Nella seconda parte del libro, Di che si occupa chi non si occupa di qualcosa in particolare, Cavadi affronta il pensiero filosofico dal suo interno, confrontandosi con più autori e con le principali domande della filosofia: quelle sulla verità, sulla felicità, sulla mortalità dell’uomo, sul mondo e su Dio.

Dovendo, ora sì, occuparsi anche di storia delle idee filosofiche e di alcuni suoi importanti passaggi in poche pagine, la lettura potrebbe sembrare, in alcune sue parti, macchinosa ed ostica a chi non è “addetto ai lavori”, semplicistica e riduzionistica a chi lo è; ma il lettore cocciuto vi troverà delle splendide teorie e delle parziali risposte alle proprie domande, imparando a fare i conti con grandi personaggi come Kant, Sartre, Heidegger e Leibniz.

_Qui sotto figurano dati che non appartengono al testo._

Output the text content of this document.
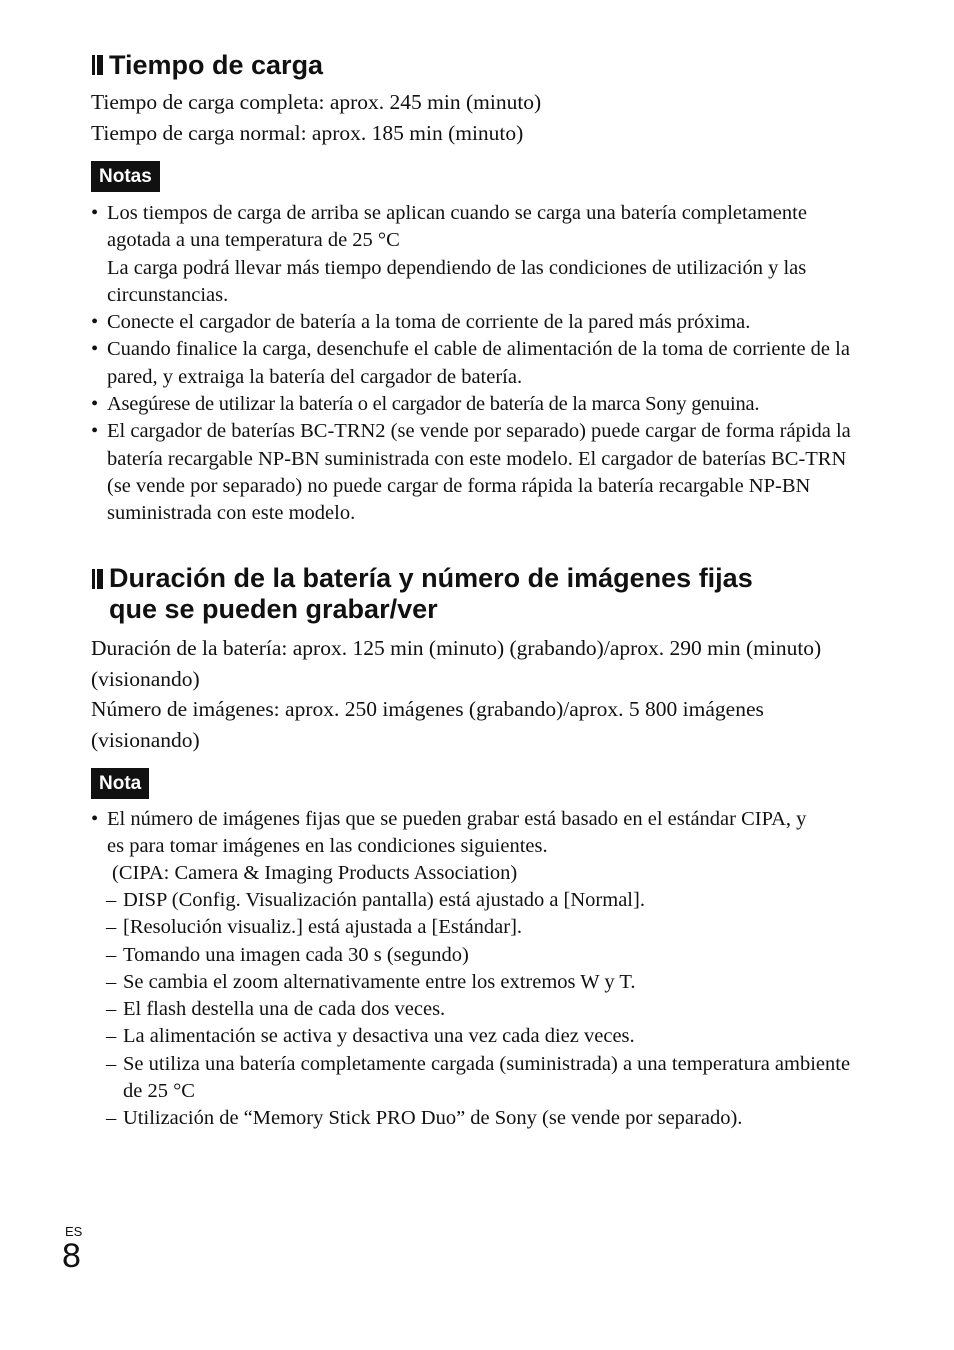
Tiempo de carga

Tiempo de carga completa: aprox. 245 min (minuto)

Tiempo de carga normal: aprox. 185 min (minuto)

Notas
• Los tiempos de carga de arriba se aplican cuando se carga una batería completamente agotada a una temperatura de 25 °C
La carga podrá llevar más tiempo dependiendo de las condiciones de utilización y las circunstancias.
• Conecte el cargador de batería a la toma de corriente de la pared más próxima.
• Cuando finalice la carga, desenchufe el cable de alimentación de la toma de corriente de la pared, y extraiga la batería del cargador de batería.
• Asegúrese de utilizar la batería o el cargador de batería de la marca Sony genuina.
• El cargador de baterías BC-TRN2 (se vende por separado) puede cargar de forma rápida la batería recargable NP-BN suministrada con este modelo. El cargador de baterías BC-TRN (se vende por separado) no puede cargar de forma rápida la batería recargable NP-BN suministrada con este modelo.
Duración de la batería y número de imágenes fijas
que se pueden grabar/ver

Duración de la batería: aprox. 125 min (minuto) (grabando)/aprox. 290 min (minuto) (visionando)

Número de imágenes: aprox. 250 imágenes (grabando)/aprox. 5 800 imágenes (visionando)

Nota
• El número de imágenes fijas que se pueden grabar está basado en el estándar CIPA, y es para tomar imágenes en las condiciones siguientes.
(CIPA: Camera & Imaging Products Association)
– DISP (Config. Visualización pantalla) está ajustado a [Normal].
– [Resolución visualiz.] está ajustada a [Estándar].
– Tomando una imagen cada 30 s (segundo)
– Se cambia el zoom alternativamente entre los extremos W y T.
– El flash destella una de cada dos veces.
– La alimentación se activa y desactiva una vez cada diez veces.
– Se utiliza una batería completamente cargada (suministrada) a una temperatura ambiente de 25 °C
– Utilización de “Memory Stick PRO Duo” de Sony (se vende por separado).
ES
8
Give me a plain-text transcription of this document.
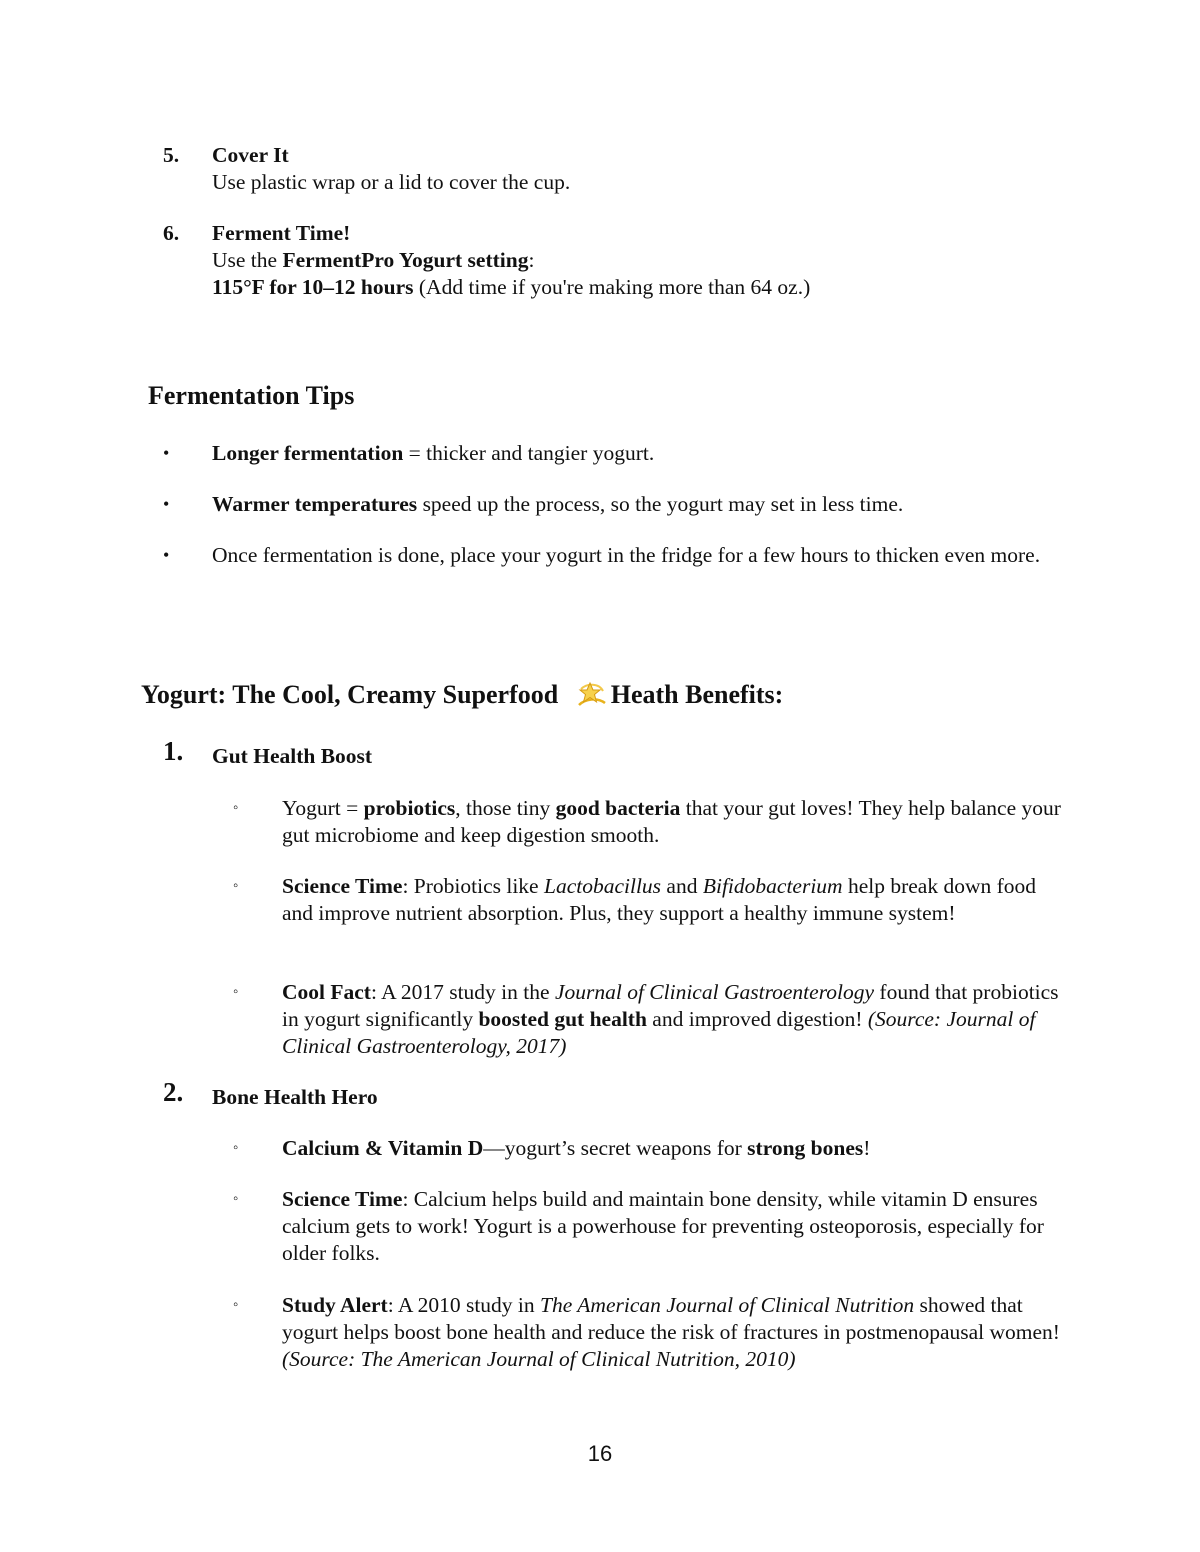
5. Cover It
Use plastic wrap or a lid to cover the cup.
6. Ferment Time!
Use the FermentPro Yogurt setting:
115°F for 10–12 hours (Add time if you're making more than 64 oz.)
Fermentation Tips
• Longer fermentation = thicker and tangier yogurt.
• Warmer temperatures speed up the process, so the yogurt may set in less time.
• Once fermentation is done, place your yogurt in the fridge for a few hours to thicken even more.
Yogurt: The Cool, Creamy Superfood Heath Benefits:
1. Gut Health Boost
◦ Yogurt = probiotics, those tiny good bacteria that your gut loves! They help balance your gut microbiome and keep digestion smooth.
◦ Science Time: Probiotics like Lactobacillus and Bifidobacterium help break down food and improve nutrient absorption. Plus, they support a healthy immune system!
◦ Cool Fact: A 2017 study in the Journal of Clinical Gastroenterology found that probiotics in yogurt significantly boosted gut health and improved digestion! (Source: Journal of Clinical Gastroenterology, 2017)
2. Bone Health Hero
◦ Calcium & Vitamin D—yogurt’s secret weapons for strong bones!
◦ Science Time: Calcium helps build and maintain bone density, while vitamin D ensures calcium gets to work! Yogurt is a powerhouse for preventing osteoporosis, especially for older folks.
◦ Study Alert: A 2010 study in The American Journal of Clinical Nutrition showed that yogurt helps boost bone health and reduce the risk of fractures in postmenopausal women! (Source: The American Journal of Clinical Nutrition, 2010)
16
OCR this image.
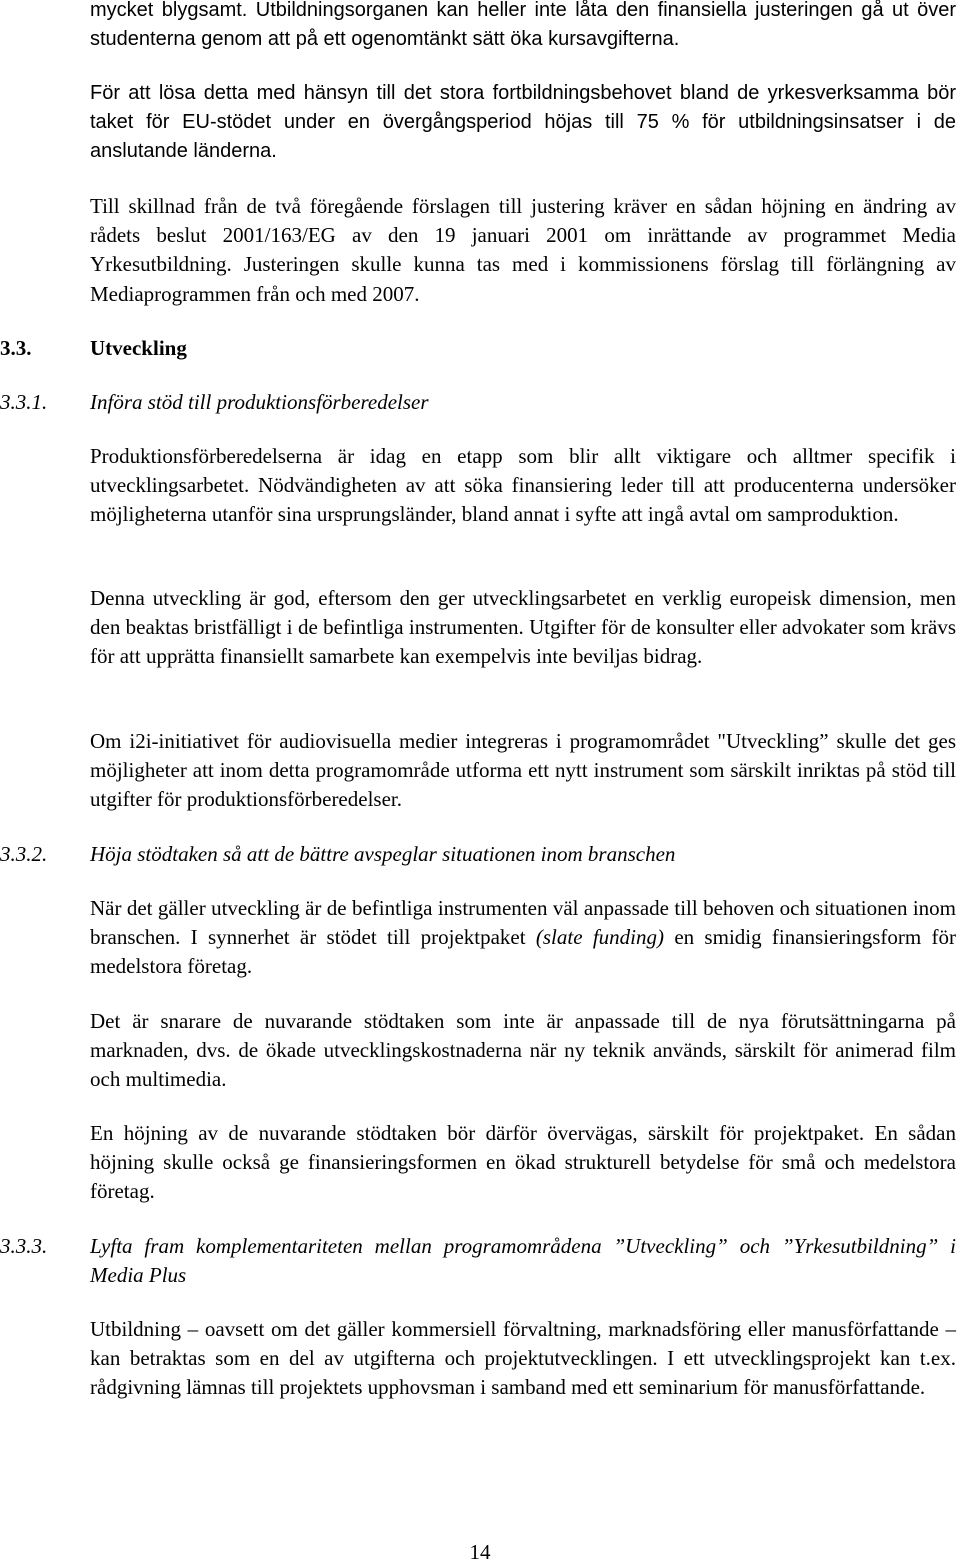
mycket blygsamt. Utbildningsorganen kan heller inte låta den finansiella justeringen gå ut över studenterna genom att på ett ogenomtänkt sätt öka kursavgifterna.

För att lösa detta med hänsyn till det stora fortbildningsbehovet bland de yrkesverksamma bör taket för EU-stödet under en övergångsperiod höjas till 75 % för utbildningsinsatser i de anslutande länderna.

Till skillnad från de två föregående förslagen till justering kräver en sådan höjning en ändring av rådets beslut 2001/163/EG av den 19 januari 2001 om inrättande av programmet Media Yrkesutbildning. Justeringen skulle kunna tas med i kommissionens förslag till förlängning av Mediaprogrammen från och med 2007.

3.3.	Utveckling
3.3.1. Införa stöd till produktionsförberedelser

Produktionsförberedelserna är idag en etapp som blir allt viktigare och alltmer specifik i utvecklingsarbetet. Nödvändigheten av att söka finansiering leder till att producenterna undersöker möjligheterna utanför sina ursprungsländer, bland annat i syfte att ingå avtal om samproduktion.

Denna utveckling är god, eftersom den ger utvecklingsarbetet en verklig europeisk dimension, men den beaktas bristfälligt i de befintliga instrumenten. Utgifter för de konsulter eller advokater som krävs för att upprätta finansiellt samarbete kan exempelvis inte beviljas bidrag.

Om i2i-initiativet för audiovisuella medier integreras i programområdet "Utveckling” skulle det ges möjligheter att inom detta programområde utforma ett nytt instrument som särskilt inriktas på stöd till utgifter för produktionsförberedelser.

3.3.2. Höja stödtaken så att de bättre avspeglar situationen inom branschen

När det gäller utveckling är de befintliga instrumenten väl anpassade till behoven och situationen inom branschen. I synnerhet är stödet till projektpaket (slate funding) en smidig finansieringsform för medelstora företag.

Det är snarare de nuvarande stödtaken som inte är anpassade till de nya förutsättningarna på marknaden, dvs. de ökade utvecklingskostnaderna när ny teknik används, särskilt för animerad film och multimedia.

En höjning av de nuvarande stödtaken bör därför övervägas, särskilt för projektpaket. En sådan höjning skulle också ge finansieringsformen en ökad strukturell betydelse för små och medelstora företag.

3.3.3. Lyfta fram komplementariteten mellan programområdena ”Utveckling” och ”Yrkesutbildning” i Media Plus

Utbildning – oavsett om det gäller kommersiell förvaltning, marknadsföring eller manusförfattande – kan betraktas som en del av utgifterna och projektutvecklingen. I ett utvecklingsprojekt kan t.ex. rådgivning lämnas till projektets upphovsman i samband med ett seminarium för manusförfattande.

14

La parte più densa di significato è, sicuramente, il capitolo Del mondo, dunque di Dio, un commento alla domanda radicale della filosofia: «Perché esiste qualcosa anziché niente? Giacchè il niente è più semplice di qualcosa e più facile di qualcosa? » (Leibniz) o, detta in altri termini, perché l’essere e non il nulla?.

Perché interrogarsi sul mondo, inteso come universo, come “tutto”? Perché, come Cavadi ricorda nella Post-fazione, citando Feuerbach, « (…) la speculazione ha inizio quando lo sguardo si rivolge per la prima volta al cielo. I primi filosofi erano astronomi. Il cielo rammenta all’uomo il suo destino, gli rammenta che non è chiamato solo ad agire, ma anche a contemplare» (L’essenza del cristianesimo). Di conseguenza, l’interrogarsi su Dio e sulla sua esistenza, perché molte risposte del pensiero occidentale alla “domanda radicale” si basano proprio sul divino.

Tuttavia, pur considerando le sue tante risposte, la filosofia «è tanto necessaria quanto insufficiente ad orientarsi nel mondo» (pag. 121) e talvolta deve andare oltre se stessa; la terza ed ultima parte s’intitola, appunto, L’oltre della filosofia. Qui l’autore tratta della parola poetica, citando Platone, Schelling ed Heidegger; del silenzio mistico, spiegando la “dotta ignoranza” e la necessità, per il filosofo, di fermare la propria ricerca; dell’azione politica, intesa come filosofia pratica che ha il doveroso compito di reinterpretare e trasformare il mondo; della pratica amorosa, perchè il futuro (l’origine) della filosofia è «pensare appassionatamente ed appassionarsi consapevolmente» (pag. 138).

Il messaggio che permea tutto il libro di Augusto Cavadi (che si distingue anche per divertenti epigrafi ed un utile elenco di libri introduttivi e propedeutici alla filosofia) è chiaro: non vi è, non vi dovrebbe essere, distinzione tra teoresi filosofica e prassi vitale. Infatti, «se filosofare è usare la testa per capire quel poco che l’uomo può davvero capire e per astenersi dal giudizio su quel molto che gli è precluso, (…) per aprire (…) nuove vie all’autorealizzazione personale e ad un minimo di benessere collettivo», allora «la contrapposizione fra vita e filosofia è del tutto fuorviante” (pag. 60).